Est également produit aux débats un devis établi par la société ISO France, le 12 mai 2021, soit le jour de la reconnaissance de dette, ce qui tend à conforter la mention présente sur la reconnaissance, en vertu de laquelle le remboursement de la dette pourrait se faire comme un acompte à voir sur la réalisation de travaux. Cependant, le montant de ce devis est supérieur à la somme mentionnée sur la reconnaissance de dette, ce qui est incohérent avec le fait que la somme constituerait un « acompte » à valoir sur le paiement de cette facture.
Il ressort de l’ensemble de ce qui précède qu’au vu de l’absence de preuve de remise des fonds, les éléments produits aux débats ne sont pas suffisants pour venir corroborer la reconnaissance de dette, notamment s’agissant de son montant, au vu des imperfections dont celle-ci est entachée, et confirmer les conditions du contrat de prêt allégué.
Monsieur [F] [H] sera par conséquent débouté de sa demande en paiement. Par voie de conséquence, il sera également débouté de sa demande de dommages intérêts.
3. Sur la demande de dommages intérêts
Aux termes de l’article 32-1 du code de procédure civile, « Celui qui agit en justice de manière dilatoire ou abusive peut être condamné à une amende civile d'un maximum de 10 000 euros, sans préjudice des dommages-intérêts qui seraient réclamés ».
En l’espèce, si la reconnaissance de dette ne réunit pas les conditions de validité imposées par la loi, et que le tribunal a considéré qu’il n’était pas suffisamment justifié de l’existence et du contenu du contrat de prêt allégué, cela n’implique pas nécessairement que le document produit est un faux.
La demande sera par conséquent rejetée.
4. Sur les autres demandes
Par application de l’article 696 du code de procédure civile la partie perdante est condamnée aux dépens, à moins que le juge, par décision motivée, n’en mette la totalité ou une fraction à la charge d’une autre partie.
En l’espèce, Monsieur [F] [H], qui succombe, sera condamné aux dépens.
L’article 700 du code de procédure civile dispose que le juge condamne la partie tenue aux dépens ou qui perd son procès à payer à l’autre partie la somme qu’il détermine, au titre des frais exposés et non compris dans les dépens. Dans tous les cas, le juge tient compte de l’équité ou de la situation économique de la partie condamnée. Il peut, même d’office, pour des raisons tirées des mêmes considérations, dire qu’il n’y a pas lieu à ces condamnations.
Monsieur [F] [H] sera condamné à payer à Monsieur [E] [I] la somme de 1 500 € au titre des dispositions de l’article 700 du code de procédure civile.
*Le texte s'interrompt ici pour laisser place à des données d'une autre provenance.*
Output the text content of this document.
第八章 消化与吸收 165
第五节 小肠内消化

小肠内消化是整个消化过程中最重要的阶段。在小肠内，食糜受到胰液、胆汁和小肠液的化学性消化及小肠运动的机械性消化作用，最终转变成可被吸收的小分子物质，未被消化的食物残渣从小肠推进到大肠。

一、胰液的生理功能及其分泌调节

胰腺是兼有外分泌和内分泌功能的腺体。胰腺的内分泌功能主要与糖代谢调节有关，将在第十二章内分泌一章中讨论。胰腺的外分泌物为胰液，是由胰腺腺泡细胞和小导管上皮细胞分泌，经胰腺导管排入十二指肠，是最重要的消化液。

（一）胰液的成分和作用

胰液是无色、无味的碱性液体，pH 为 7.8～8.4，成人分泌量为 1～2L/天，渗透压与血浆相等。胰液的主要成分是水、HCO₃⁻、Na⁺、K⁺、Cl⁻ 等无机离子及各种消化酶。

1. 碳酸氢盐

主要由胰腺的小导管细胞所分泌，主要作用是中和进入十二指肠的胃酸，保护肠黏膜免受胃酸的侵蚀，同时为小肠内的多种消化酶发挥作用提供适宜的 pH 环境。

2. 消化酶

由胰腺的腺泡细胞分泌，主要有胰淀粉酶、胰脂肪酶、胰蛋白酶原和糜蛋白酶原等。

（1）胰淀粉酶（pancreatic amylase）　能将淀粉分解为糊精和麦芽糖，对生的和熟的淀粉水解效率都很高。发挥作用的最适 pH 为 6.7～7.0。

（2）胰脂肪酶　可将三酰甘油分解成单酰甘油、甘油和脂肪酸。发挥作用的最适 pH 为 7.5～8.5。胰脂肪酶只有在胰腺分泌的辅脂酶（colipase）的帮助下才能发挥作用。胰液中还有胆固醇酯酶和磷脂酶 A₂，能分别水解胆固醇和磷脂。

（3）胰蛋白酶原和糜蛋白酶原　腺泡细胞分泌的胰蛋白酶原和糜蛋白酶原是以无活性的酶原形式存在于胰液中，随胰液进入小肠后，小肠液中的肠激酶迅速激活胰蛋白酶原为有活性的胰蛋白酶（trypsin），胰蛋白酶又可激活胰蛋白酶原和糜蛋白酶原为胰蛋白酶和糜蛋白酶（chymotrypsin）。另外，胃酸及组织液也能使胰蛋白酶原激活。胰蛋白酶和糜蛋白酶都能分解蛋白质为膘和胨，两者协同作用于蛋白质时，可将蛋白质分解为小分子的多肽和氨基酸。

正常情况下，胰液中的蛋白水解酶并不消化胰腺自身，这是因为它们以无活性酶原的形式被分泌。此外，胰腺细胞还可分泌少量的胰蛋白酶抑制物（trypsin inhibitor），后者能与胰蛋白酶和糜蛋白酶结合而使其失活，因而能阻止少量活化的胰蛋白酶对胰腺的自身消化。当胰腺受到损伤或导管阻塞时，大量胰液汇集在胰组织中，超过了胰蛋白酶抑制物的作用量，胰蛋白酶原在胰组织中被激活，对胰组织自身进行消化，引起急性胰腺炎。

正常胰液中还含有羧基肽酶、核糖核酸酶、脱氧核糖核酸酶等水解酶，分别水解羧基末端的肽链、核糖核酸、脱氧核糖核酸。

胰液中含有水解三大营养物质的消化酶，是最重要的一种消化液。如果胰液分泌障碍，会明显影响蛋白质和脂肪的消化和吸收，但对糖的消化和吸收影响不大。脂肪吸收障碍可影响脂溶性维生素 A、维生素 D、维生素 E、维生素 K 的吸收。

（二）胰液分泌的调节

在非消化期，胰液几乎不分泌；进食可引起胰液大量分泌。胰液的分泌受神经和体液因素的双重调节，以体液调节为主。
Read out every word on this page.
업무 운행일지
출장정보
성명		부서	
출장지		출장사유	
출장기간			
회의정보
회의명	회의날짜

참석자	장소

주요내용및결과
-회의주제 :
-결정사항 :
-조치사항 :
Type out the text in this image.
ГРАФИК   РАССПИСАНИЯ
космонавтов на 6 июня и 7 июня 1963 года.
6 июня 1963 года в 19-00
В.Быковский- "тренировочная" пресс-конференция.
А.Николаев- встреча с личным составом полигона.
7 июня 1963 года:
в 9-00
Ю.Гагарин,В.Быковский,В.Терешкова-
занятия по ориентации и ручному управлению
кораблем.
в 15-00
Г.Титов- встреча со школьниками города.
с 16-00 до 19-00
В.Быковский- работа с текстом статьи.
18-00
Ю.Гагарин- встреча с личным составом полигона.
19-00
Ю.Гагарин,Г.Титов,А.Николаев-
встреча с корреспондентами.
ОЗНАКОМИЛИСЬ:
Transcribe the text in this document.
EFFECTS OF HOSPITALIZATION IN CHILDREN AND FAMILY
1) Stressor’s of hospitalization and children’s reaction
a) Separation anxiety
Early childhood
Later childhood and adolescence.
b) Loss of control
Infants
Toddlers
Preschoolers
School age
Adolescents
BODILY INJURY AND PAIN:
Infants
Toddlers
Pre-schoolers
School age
Par application de l'article 514 du code de procédure civile, dans sa rédaction applicable à la cause, les décisions de première instance sont de droit exécutoires à titre provisoire à moins que la loi ou la décision rendue n'en dispose autrement. Le juge peut écarter l'exécution provisoire de droit, en tout ou partie, s'il estime qu'elle est incompatible avec la nature de l'affaire. En l'espèce, il n'y a pas lieu d'écarter l'exécution provisoire.
PAR CES MOTIFS
Le Tribunal, statuant par décision rendue publiquement par mise à disposition au greffe, contradictoire et en premier ressort,
- REJETTE la demande en paiement et la demande de dommages intérêts de Monsieur [F] [H],
- REJETTE la demande de dommages intérêts de Monsieur [E] [I],
- CONDAMNE Monsieur [F] [H] à payer à Monsieur [E] [I] la somme de 1.500 Euros au titre de l’article 700 du code de procédure civile,
- CONDAMNE Monsieur [F] [H] aux dépens,
- DIT n’y avoir lieu d’écarter l’exécution provisoire.
Ainsi fait et rendu le DOUZE AOUT DEUX MIL VINGT QUATRE, par Sandrine LABROT, Vice-Présidente, assistée de Tiphaine MONTAUBAN, Greffière, lesquelles ont signé la minute du présent Jugement.